Hujan membanjir di akhir September, terkenang juga duapuluh satu tahun, saya dibesarkan bersama sebuah foto yang tertempel di dinding. Saudara tentu mengenalnya. Ya, bapak itu. Kakek itu. Jendral yang memimpin indonesia selama tigapuluh dua tahun. Soeharto.
Bukan saya mengatakan diam-diam presiden kita yang sekarang memiliki banyak kesamaan dengan eyang kita itu, sama sekali bukan. Bukan saya hendak menyalahkan bahwa banjir menggila adalah akibat pemimpin yang memuja keanggunan.
Setelah gegap gempita 98 itu, yang perlahan-lahan mulai mereda, agaknya kita telah melihat suatu settlement, dimana kondisi berangsur normal.

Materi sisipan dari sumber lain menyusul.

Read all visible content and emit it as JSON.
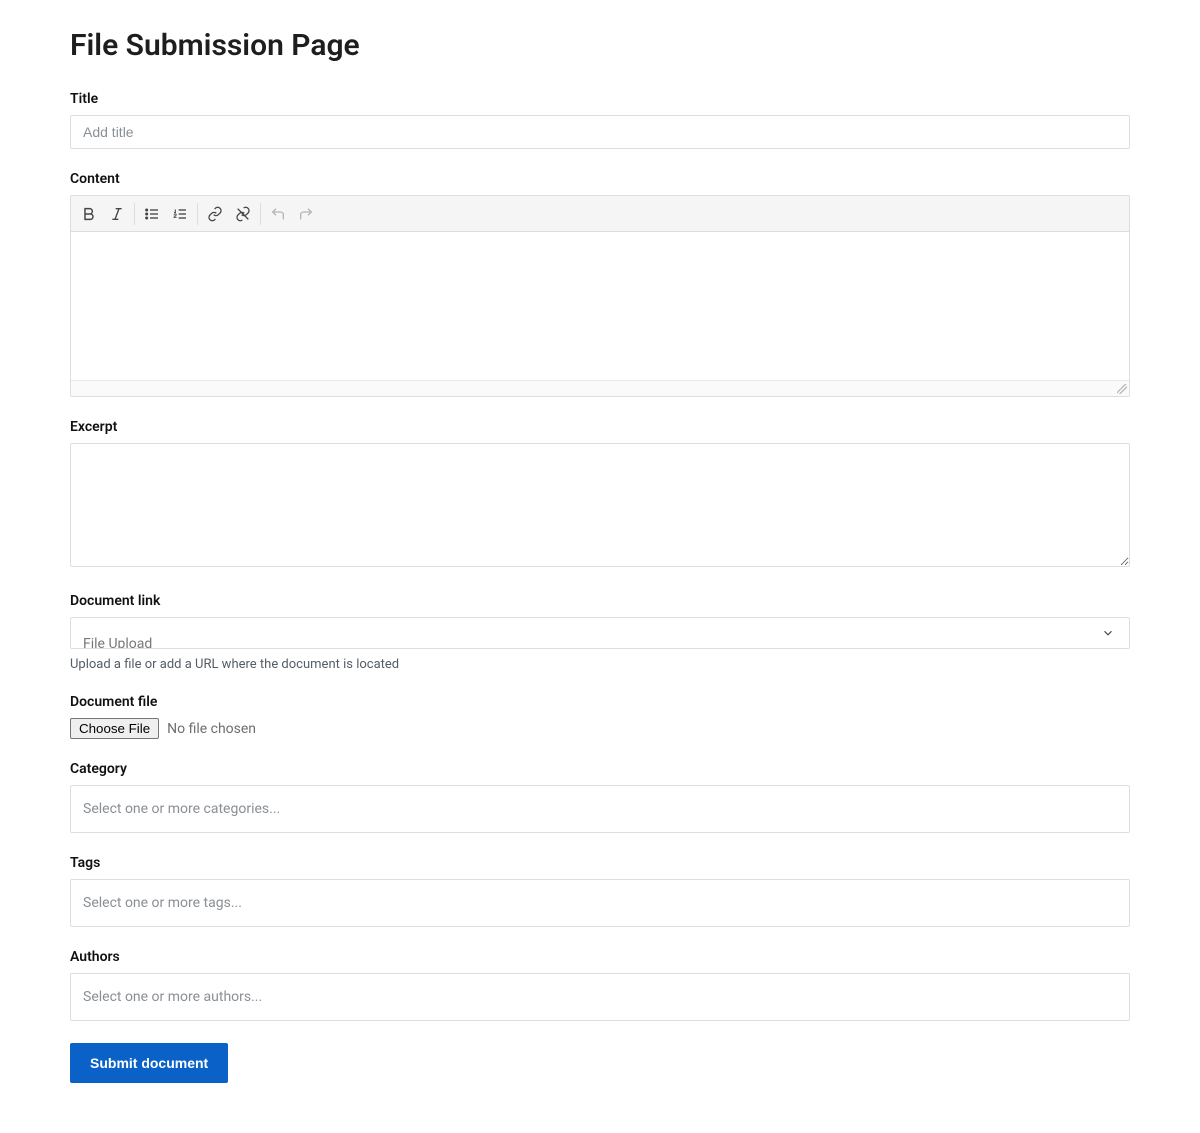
{
  "page": {
    "title": "File Submission Page"
  },
  "title_field": {
    "label": "Title",
    "placeholder": "Add title",
    "value": ""
  },
  "content_field": {
    "label": "Content",
    "value": "",
    "toolbar_icons": [
      "bold",
      "italic",
      "bullet-list",
      "numbered-list",
      "link",
      "unlink",
      "undo",
      "redo"
    ]
  },
  "excerpt_field": {
    "label": "Excerpt",
    "value": ""
  },
  "doclink_field": {
    "label": "Document link",
    "selected": "File Upload",
    "help": "Upload a file or add a URL where the document is located"
  },
  "docfile_field": {
    "label": "Document file",
    "button": "Choose File",
    "status": "No file chosen"
  },
  "category_field": {
    "label": "Category",
    "placeholder": "Select one or more categories..."
  },
  "tags_field": {
    "label": "Tags",
    "placeholder": "Select one or more tags..."
  },
  "authors_field": {
    "label": "Authors",
    "placeholder": "Select one or more authors..."
  },
  "submit": {
    "label": "Submit document"
  }
}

Mencapai garis datar setelah kekacauan, setelah biaya-biaya yang telah dikeluarkan selama investasi yang disebut reformasi. Dalam bahasa teknis para insinyur, ini adalah kondisi steady state.
Hasilnya, KKN, yang konon kita sinis dan benci itu ternyata tetap kita saksikan dalam keseharian. Korupsi, Kolusi, Nepotisme. Hantu yang pernah kita usir dengan membakar ber-ton-ton kemenyan. Namun sebagaimana buta Cakil yang selalu bangkit untuk mencegat ksatria di hutan larangan. Bahkan KKN ini lebih sakti lagi. Karena ia tidak hidup di hutan.
Adalah masyarakat dengan nilai kekeluargaan yang kental, dengan mengesampingkan apa saja.
Supaya saya tidak membuat klaim yang tanpa didasari fakta, saya menceritakan pengalaman pribadi saja. Di tahun 2010 ini, masih saja seorang kawan bercerita, bahwa ia hendak memperjuangkan istrinya untuk menjadi seorang PNS. Tidak dengan membeli soal-soal test masuk pegawai yang tersedia di toko buku, melainkan dengan bantuan kerabatnya. Yang diharapkan mempengaruhi bukan saja apakah test nya lolos atau tidak, bahkan sampai dimana istrinya itu akan ditempatkan.
Adalah ketika seseorang bisa bangga dan senang ketika, berkat kerabatnya yang pejabat tinggi, ia diistimewakan ketika berurusan dengan sebuah institusi. Ini kisah seorang kerabat yang kerja di perkapalan.
Adalah jiwa-jiwa dalam birokrasi yang merasa memiliki negara. Beberapa waktu yang lalu, istri saya dibisiki oleh koleganya: untuk mengurus surat itu, selipkan 50 ribu di dalam mapnya.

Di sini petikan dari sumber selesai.